Tess Senay Raynovich Art & Earth Fund

Supporting artists and Eco-art 

Peace and Rocks

Posted by TSRartandearthfund@comcast.net on March 5, 2013 at 9:45 PM

Just got this note today from Tess's Uncle Toe, "Here’s a story for you: a former coworker of mine recently returned from several months of world travel. We got coffee a couple days ago and he told me how he was trekking in Nepal to one of the Everest base camps, when he checked email at an internet café in a tiny village, and learned about Tess’s death from mutual friends of ours. He told me how, high up in the Himalayas, there is a plateau where it’s become a tradition to stop and build a little rock cairn in memory of someone. So he built one for Tess, and there it sits among a thousand others. Isn’t that something to think of that little memorial of her presence, on the other side of the world?"

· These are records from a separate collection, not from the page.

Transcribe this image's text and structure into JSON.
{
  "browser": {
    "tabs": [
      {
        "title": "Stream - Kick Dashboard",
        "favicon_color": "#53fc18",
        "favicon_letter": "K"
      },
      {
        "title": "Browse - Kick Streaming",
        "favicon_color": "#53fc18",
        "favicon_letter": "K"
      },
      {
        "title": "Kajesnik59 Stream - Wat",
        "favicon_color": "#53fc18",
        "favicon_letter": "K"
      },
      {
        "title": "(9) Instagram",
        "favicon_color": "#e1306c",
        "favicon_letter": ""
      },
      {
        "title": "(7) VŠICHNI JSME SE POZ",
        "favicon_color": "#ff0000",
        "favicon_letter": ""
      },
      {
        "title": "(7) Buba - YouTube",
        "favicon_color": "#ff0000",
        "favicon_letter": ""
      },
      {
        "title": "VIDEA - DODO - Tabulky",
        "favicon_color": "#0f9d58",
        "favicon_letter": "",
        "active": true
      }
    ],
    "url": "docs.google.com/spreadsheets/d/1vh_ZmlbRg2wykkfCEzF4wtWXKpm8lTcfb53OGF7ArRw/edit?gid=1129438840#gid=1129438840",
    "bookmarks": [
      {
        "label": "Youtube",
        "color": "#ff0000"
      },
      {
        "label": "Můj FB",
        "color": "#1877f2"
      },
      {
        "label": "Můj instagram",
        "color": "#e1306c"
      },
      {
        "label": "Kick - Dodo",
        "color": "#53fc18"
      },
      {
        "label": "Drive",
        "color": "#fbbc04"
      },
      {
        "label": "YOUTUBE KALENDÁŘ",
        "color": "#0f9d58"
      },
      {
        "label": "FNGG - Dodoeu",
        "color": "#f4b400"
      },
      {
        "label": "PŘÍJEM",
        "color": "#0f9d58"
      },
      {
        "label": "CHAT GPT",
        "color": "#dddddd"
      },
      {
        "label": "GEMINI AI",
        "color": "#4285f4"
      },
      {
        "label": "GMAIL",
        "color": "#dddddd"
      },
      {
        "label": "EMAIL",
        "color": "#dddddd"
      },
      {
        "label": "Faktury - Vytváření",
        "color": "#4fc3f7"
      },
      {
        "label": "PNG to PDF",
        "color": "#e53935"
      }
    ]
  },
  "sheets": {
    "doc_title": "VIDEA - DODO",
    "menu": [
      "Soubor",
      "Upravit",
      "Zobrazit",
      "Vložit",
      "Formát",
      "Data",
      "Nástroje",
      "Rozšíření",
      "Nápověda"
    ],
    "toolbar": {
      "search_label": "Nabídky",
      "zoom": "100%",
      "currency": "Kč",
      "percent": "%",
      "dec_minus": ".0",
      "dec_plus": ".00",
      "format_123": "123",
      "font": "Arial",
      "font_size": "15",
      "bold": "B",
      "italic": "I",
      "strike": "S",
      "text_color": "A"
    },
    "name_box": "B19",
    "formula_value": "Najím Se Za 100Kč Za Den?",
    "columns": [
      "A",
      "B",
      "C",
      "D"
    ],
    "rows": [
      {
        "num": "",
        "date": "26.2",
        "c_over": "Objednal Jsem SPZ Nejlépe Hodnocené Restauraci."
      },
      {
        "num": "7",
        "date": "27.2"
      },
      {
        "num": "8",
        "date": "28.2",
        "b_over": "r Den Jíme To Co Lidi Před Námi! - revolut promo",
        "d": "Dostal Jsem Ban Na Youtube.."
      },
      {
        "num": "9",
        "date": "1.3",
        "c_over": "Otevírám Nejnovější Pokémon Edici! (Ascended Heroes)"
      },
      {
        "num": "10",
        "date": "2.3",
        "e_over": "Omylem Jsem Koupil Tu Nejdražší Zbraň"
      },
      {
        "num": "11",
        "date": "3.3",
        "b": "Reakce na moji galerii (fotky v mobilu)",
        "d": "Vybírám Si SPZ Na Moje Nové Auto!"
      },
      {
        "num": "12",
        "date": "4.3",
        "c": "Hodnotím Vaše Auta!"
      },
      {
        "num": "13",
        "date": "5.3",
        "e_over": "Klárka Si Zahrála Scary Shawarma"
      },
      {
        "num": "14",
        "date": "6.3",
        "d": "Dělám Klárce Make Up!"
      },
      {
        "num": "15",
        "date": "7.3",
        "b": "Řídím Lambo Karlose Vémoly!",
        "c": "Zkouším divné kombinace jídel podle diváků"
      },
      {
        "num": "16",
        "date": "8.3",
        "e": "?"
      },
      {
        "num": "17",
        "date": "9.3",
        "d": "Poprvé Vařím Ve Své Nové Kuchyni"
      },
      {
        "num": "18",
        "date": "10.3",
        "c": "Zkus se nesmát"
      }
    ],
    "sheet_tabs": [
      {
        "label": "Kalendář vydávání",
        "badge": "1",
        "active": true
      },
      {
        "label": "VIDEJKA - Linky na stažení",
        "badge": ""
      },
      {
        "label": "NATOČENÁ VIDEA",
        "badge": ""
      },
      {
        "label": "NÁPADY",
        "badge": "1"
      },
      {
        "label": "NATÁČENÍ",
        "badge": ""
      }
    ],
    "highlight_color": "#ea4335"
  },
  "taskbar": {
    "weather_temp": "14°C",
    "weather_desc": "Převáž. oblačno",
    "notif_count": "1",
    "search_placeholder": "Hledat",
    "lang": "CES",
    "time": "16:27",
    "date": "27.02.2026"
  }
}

I closed my eyes and thought about this. Peace, almostThen I began to think about the rocks that Tess had gathered on our last walk together with Otis. She had told me that she wanted to look for "good" rocks and brought a burlap sack with her to carry them home in. These were not small rocks that she chose from the stream bed, and of course her explanation as we took turns carrying the extremely heavy sack of rocks back to the house was "I have an idea." Within a few days she was on the back porch painting the rocks white. When asked what she was planning for them, she just said, "You'll see."  And then they just sat by the back door, an unanswerable question. A month gone and I couldn't look at them, another unfinished part of her, so I put them in the yard where I had spread the pedals from the flowers that were sent.  And I didn't look again until I got this note from Toe. They were still white, but dingy, where I had dropped each of them a few feet apart on the pedals. They were stark on the soggy brown of everything underneath them. So I placed one leaning on the next, another on top of that and then again. I stood there looking, still wondering what it could have been, but then the image of this friend in the Himalayans stacking rocks for Tess took over and for a moment I let go.